If there is a bite capable of conquering any palate in seconds, it is the gilda. Small, intense and full of flavor, this jewel of Spanish gastronomy has earned a permanent place on our tables, especially during the Christmas holidays. An olive, an anchovy and a chili pepper are enough to make every bite a gastronomic experience. But what would happen if we changed the ingredients?
The proposal of the gastronomic popularizer @soydanichef is to make this popular pinch a journey through Spain, transforming a classic into a unique experience. Each region brings its own character: from the Basque coast to the Andalusian lands, passing through the corners of the north and south, It is possible to reinvent Gilda with local ingredients and creative touches. These are five of his Gildas ideas inspired by different regions of the country, perfect to surprise as an aperitif during Christmas celebrations.
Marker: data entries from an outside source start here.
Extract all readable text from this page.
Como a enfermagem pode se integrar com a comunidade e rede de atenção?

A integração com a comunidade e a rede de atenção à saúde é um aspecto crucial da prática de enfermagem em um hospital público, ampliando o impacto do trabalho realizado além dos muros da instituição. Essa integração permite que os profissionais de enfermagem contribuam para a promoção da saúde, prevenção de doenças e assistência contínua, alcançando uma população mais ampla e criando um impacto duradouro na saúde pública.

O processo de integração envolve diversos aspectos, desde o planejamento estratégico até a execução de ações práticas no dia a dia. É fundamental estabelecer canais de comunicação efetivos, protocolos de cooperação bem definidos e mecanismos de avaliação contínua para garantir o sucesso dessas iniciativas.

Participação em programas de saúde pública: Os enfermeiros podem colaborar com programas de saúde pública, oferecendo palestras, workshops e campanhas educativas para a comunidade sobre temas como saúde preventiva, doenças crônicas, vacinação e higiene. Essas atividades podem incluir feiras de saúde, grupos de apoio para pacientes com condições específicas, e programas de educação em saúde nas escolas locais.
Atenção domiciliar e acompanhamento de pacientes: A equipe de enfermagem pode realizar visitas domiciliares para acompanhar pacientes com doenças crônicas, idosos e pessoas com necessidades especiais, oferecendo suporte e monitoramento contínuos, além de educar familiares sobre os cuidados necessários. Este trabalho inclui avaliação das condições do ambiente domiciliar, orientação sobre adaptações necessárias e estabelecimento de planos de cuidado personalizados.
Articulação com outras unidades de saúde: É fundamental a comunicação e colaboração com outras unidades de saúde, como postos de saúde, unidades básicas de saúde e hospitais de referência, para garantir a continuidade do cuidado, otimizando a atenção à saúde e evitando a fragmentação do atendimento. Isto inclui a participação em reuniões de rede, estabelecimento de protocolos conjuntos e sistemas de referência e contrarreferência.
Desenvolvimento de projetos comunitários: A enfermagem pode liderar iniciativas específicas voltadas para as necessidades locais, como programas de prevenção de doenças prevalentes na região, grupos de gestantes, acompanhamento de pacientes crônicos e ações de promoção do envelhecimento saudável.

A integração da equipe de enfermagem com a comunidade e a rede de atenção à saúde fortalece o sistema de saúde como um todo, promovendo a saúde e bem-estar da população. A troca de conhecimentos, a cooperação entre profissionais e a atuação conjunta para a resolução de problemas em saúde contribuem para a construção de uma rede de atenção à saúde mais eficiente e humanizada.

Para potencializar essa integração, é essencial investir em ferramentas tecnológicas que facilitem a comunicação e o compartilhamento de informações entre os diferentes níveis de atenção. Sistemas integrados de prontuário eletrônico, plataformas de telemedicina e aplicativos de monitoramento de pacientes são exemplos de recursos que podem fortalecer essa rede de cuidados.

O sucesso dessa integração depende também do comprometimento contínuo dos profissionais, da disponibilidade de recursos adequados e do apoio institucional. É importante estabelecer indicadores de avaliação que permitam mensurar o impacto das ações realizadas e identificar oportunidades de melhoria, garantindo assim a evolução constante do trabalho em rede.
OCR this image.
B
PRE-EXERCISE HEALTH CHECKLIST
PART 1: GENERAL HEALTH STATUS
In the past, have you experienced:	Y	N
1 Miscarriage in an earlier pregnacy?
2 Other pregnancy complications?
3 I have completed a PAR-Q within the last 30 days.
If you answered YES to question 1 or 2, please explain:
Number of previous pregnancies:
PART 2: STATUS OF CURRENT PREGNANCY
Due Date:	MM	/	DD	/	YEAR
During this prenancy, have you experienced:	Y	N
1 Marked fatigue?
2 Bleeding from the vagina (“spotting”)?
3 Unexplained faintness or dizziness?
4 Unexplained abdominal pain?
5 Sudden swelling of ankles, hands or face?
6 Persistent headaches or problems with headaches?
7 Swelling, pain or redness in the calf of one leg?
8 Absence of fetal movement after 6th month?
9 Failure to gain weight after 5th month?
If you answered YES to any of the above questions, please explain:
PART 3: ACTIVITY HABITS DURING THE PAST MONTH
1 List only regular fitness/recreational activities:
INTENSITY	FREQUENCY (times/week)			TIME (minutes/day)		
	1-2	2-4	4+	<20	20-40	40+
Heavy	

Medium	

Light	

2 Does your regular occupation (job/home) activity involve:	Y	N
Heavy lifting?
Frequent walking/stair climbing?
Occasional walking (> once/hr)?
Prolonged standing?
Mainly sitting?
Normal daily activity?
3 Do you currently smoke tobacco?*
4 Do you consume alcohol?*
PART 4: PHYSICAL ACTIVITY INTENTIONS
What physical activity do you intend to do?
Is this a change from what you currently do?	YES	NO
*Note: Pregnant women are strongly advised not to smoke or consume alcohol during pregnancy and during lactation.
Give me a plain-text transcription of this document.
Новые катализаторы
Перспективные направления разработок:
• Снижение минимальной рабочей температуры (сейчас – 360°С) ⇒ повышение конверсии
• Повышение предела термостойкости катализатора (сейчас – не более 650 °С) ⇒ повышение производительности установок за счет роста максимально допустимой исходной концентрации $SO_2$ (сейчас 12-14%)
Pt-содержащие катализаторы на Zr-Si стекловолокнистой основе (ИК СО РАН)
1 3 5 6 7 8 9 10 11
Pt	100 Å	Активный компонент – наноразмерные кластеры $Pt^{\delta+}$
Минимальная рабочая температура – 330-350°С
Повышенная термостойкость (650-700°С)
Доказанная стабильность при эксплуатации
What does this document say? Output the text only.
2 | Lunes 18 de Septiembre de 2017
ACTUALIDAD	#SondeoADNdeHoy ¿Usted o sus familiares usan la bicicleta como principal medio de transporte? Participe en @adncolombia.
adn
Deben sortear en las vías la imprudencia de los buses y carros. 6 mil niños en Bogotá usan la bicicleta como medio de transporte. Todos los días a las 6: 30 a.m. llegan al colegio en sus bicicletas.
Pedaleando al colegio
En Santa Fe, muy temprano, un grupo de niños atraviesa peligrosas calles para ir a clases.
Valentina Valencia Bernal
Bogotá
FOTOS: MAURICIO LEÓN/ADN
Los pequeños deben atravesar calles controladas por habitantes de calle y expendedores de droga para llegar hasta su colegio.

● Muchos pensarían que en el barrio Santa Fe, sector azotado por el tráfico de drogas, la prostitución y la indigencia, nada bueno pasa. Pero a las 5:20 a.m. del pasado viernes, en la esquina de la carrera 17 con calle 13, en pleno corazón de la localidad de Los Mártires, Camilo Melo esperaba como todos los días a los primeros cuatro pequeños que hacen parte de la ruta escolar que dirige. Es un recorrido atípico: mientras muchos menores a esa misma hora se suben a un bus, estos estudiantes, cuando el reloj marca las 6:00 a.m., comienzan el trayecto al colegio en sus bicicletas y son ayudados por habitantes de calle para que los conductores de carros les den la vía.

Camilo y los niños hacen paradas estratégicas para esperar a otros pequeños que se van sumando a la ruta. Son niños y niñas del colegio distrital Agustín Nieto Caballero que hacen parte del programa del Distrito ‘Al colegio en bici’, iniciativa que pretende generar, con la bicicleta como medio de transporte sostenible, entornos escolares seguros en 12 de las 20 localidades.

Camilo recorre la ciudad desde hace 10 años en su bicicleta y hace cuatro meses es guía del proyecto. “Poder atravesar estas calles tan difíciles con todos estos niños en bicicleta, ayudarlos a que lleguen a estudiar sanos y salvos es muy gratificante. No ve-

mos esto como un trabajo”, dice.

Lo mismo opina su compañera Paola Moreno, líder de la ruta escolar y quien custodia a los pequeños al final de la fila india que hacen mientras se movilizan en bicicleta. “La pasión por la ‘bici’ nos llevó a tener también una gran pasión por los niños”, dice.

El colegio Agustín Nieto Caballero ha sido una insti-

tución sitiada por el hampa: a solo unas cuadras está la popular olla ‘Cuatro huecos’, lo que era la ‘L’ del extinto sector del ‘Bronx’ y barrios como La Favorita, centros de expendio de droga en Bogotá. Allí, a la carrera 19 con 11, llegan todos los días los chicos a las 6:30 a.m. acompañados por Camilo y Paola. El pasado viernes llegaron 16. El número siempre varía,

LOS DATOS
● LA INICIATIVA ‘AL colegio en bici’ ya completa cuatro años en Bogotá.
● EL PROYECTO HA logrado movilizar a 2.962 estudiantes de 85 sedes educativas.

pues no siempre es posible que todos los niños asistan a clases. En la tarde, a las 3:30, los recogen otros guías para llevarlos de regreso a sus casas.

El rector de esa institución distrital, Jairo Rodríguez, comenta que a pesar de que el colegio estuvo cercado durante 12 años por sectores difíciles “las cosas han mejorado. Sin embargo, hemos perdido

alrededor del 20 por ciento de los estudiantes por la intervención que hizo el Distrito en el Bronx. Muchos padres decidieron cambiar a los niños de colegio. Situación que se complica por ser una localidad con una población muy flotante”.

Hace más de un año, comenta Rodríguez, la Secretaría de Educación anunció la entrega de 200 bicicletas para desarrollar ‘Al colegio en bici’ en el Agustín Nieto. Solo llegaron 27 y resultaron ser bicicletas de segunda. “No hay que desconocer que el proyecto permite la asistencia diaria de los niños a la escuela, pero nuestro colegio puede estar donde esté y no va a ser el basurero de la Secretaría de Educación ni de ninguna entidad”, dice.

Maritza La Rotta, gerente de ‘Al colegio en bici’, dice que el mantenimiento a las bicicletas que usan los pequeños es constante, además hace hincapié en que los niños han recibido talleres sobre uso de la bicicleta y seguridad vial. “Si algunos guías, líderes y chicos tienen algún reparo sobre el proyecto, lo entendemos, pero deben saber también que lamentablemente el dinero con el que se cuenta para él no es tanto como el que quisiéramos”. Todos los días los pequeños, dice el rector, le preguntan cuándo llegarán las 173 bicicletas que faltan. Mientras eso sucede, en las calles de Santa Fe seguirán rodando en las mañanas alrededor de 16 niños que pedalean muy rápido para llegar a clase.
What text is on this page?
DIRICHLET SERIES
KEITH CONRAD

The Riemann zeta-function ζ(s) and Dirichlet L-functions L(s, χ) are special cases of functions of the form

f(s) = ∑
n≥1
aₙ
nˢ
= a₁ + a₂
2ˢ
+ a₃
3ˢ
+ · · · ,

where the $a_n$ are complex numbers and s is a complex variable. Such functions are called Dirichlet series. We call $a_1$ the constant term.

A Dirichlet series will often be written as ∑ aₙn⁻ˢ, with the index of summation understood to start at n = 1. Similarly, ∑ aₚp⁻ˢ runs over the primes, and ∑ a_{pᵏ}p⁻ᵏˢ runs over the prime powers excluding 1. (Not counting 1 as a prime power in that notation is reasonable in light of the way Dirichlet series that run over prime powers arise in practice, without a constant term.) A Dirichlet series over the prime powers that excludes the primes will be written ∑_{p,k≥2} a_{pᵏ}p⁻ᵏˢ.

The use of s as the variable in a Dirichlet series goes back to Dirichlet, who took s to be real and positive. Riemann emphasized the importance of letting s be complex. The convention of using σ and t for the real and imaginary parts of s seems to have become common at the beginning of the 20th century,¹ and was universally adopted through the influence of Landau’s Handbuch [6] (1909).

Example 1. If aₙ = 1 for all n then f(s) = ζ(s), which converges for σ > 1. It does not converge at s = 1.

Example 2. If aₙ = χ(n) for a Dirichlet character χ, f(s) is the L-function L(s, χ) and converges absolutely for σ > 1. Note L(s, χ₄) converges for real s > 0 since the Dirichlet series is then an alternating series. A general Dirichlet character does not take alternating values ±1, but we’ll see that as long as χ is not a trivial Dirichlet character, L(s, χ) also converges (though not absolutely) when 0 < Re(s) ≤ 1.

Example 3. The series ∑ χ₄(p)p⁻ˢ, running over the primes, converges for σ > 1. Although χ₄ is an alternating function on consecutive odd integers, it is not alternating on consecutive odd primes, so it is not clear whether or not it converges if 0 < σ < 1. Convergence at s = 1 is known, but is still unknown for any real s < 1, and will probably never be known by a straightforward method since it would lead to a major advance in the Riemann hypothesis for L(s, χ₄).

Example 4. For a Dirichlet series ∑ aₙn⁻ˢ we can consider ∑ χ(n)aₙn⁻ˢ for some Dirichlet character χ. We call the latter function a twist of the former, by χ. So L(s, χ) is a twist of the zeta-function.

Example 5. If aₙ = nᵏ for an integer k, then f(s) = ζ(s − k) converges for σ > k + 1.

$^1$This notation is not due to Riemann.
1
1. Andalusian Gilda on salmorejo
Ingredients
- 4 manzanilla olives
- 4 slices of Barbate mojama
- 4 pipares
- 4 anchovy fillets
- 4 cubes of Cádiz payoyo cheese
- 100 ml salmorejo
- Extra virgin olive oil from Jaén
- Chopsticks for assembling the gildas
Preparation of Andalusian gilda on salmorejo
- Prepare a salmorejo base in spoons or small glasses to serve the gildas.
- Thread the manzanilla olive, mojama, piparra, anchovy and payoyo cheese onto a toothpick, in the order you prefer.
- Place each gilda on the salmorejo base and drizzle with a good drizzle of extra virgin olive oil.
- Serve immediately, enjoying the contrast between the salty taste of the mojama, the intensity of the anchovy and the sweetness of the cheese, all complemented by the freshness of the salmorejo.
2. Gilda Murcian Salad
Ingredients
- 4 large black olives
- 4 tablespoons of Murcian salad: chopped tomato, onion and hard-boiled quail egg
- 4 anchovy fillets
- 4 anchovy fillets
- 1 slice of lemon for each stuffed olive
- 4 small “marineras” (bottom of bread or thin toast)
- Lemon and black pepper to taste
- Chopsticks for assembling the gildas
How to prepare Gilda de Murcia
- Fill each black olive with a piece of lemon.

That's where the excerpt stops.